HB 26-1030 proposes conditional tax breaks to data centers that meet certain requirements. In this way, the HB hopes to improve Colorado's competitiveness for AI data centers while limiting the environmental impacts and preventing higher household utility rates. To receive the bill's tax cuts (a 100% state sales and use tax exemption), the data center must invest $250 million in the center, create high-paying jobs (110% of the county's average wage), use waterless cooling technology, and transition to renewable energy. Proponents argue that HB will attract high-wage jobs and invest in communities while still protecting scarce water resources and energy rates. By some estimates, tax breaks would decrease state revenue by "$92.5 million in sales tax revenue in the first three years, assuming a total of 17 data centers would qualify for the tax breaks in that time period" (Schmelzer, 2026).

Alternatively, SB 26-102 proposes to enact high environmental standards and prohibits offering economic development rates to large data centers.

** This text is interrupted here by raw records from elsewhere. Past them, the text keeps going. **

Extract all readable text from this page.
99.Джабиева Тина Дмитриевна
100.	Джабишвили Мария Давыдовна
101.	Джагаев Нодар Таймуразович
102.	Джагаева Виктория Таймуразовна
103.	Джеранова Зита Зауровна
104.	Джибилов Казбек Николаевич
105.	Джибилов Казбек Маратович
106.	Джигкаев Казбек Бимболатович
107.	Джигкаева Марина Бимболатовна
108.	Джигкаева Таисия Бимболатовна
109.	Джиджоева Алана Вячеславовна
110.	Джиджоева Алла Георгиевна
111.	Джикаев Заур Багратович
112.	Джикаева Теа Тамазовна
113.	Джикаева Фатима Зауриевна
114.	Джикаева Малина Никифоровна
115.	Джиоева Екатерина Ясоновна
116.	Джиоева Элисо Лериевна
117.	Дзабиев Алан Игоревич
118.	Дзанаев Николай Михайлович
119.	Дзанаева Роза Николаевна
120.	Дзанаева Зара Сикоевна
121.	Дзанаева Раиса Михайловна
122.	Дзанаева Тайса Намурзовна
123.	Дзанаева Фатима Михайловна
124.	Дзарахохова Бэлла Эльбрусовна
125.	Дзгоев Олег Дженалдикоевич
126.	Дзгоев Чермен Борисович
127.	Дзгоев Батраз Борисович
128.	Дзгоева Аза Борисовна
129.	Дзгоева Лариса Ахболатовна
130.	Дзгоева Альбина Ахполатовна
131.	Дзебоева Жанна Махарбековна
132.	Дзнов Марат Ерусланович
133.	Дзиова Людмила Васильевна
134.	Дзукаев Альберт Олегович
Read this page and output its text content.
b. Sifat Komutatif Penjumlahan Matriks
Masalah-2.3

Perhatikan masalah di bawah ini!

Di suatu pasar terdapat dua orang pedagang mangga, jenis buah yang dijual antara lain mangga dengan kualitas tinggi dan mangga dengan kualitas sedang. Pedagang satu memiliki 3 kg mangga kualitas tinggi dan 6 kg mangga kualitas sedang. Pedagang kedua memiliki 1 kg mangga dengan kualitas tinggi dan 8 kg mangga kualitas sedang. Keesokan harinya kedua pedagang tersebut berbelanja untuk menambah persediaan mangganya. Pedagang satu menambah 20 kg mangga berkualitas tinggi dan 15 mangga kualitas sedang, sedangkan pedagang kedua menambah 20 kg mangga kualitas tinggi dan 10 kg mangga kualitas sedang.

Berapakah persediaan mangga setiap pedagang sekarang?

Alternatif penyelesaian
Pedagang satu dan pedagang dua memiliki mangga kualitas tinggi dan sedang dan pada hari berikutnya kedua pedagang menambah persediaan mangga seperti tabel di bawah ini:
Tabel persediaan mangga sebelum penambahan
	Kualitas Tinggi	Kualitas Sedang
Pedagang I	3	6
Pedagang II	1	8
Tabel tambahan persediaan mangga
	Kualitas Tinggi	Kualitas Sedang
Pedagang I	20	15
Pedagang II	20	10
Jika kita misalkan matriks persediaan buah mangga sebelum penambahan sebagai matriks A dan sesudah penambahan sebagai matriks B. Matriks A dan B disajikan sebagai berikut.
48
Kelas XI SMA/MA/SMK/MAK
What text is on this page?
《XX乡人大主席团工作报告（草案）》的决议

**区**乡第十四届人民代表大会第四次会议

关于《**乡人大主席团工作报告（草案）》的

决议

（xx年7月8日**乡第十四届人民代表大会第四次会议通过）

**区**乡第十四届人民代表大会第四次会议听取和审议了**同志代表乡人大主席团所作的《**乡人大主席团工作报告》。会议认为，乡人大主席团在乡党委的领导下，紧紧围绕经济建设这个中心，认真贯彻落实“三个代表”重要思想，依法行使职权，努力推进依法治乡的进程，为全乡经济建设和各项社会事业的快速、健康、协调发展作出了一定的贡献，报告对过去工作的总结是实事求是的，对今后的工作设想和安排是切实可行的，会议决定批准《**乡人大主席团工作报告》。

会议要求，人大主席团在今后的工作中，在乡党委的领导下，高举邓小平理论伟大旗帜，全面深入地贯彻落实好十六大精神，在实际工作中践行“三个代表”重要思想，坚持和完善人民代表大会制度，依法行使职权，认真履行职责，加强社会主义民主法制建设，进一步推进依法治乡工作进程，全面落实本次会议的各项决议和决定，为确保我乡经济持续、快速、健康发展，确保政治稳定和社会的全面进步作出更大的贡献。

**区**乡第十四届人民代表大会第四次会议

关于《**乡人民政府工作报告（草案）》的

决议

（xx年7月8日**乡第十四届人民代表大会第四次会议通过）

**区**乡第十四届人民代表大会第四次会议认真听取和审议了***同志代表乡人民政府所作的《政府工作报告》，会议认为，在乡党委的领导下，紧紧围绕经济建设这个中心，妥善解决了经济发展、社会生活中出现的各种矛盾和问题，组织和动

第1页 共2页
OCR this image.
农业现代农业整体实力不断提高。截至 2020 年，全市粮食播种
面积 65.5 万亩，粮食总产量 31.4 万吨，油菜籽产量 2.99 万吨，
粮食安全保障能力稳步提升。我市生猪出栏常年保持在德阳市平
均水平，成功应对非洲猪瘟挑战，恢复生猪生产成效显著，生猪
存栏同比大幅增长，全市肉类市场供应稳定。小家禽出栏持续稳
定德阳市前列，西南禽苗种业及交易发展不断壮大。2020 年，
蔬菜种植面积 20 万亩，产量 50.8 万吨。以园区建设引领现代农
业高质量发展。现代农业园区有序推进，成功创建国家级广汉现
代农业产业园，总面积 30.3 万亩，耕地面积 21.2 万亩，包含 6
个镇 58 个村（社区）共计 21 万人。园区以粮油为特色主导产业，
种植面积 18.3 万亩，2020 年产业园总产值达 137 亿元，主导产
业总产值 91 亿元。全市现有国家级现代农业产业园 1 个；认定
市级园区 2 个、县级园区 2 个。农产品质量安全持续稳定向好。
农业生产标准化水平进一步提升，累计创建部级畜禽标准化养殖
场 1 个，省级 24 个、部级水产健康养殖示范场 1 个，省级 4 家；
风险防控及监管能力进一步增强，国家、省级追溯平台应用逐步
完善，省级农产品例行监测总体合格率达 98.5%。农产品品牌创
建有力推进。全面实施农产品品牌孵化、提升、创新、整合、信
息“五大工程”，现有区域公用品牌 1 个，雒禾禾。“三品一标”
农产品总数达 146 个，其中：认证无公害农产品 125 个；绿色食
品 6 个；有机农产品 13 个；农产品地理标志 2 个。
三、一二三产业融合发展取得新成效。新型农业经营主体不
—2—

Data centers will be required to report energy and water usage, and by 2031, all their annual energy consumption will be from renewables. The bill also prohibits utilities from offering economic development rates to large load data centers. Proponents say that data centers will pay the full incremental cost of infrastructure rather than passing higher rates onto individuals and small businesses. Further, it will allow Colorado to achieve or protect its current environmental goals that are threatened by data centers. Those opposed argue that this will drive data centers away from Colorado and question the overall bill structure. For example, requiring dry-cooling systems to save water, yet such cooling systems can lead to a 13% annual energy increase (Kapiloff et al., 2025).

While it is unlikely that either of these bills will pass in their current form, they do clearly illustrate competing interests between economic development and environmental protection. Yet, even if Colorado and other states attempt to drive data centers away, it is unlikely that these conflicts will remain regionally isolated. The increasing online nature of today's society and the rapid adoption of AI technologies have created a need for a place to house and process large amounts of digital data. Governments will likely continue to confront tradeoffs between attracting investment and managing environmental costs. Further, current environmental regulations will need to be updated to account for these new factors. Still, the politics surrounding AI infrastructure highlights a broader challenge to modern governance, one that has been highlighted since the introduction of the internet: how to regulate our evolving online world, whose material demands are often obscured by its very digital nature.

References

Adams, M. (2025, October 16). ChatGPT is processing 2.5 billion messages a day. Business Insider.

Brasch, S. (2026, January 21). Colorado lawmakers brace for their biggest battle yet over AI data centers. Colorado Public Radio.

Collyns, C. (2025, December 19). Tracking the AI Boom: Some Lessons From Economic History | Econofact. Econofact | Key Facts and Incisive Analysis to the National Debate on Economic and Social Policies.

HB26-1030 Data Center & Utility Modernization | Colorado General Assembly. (n.d.).

HISTORY.com Editors. (2025, November 25). ChatGPT is released to the public | HISTORY. HISTORY.

Iman, N. (2025). The Hidden Costs of Intelligence: Artificial Intelligence and Machine Learning Adoption and the Paradox of Exponential Digital Growth. Sustainability and Climate Change, 18(3), 225–241.

Kapiloff, D., Rogers, L., & Tellinghuisen, S. (2025). Data Center Impacts in the West: Policy Solutions for Water and Energy Use. Western Resource Advocates.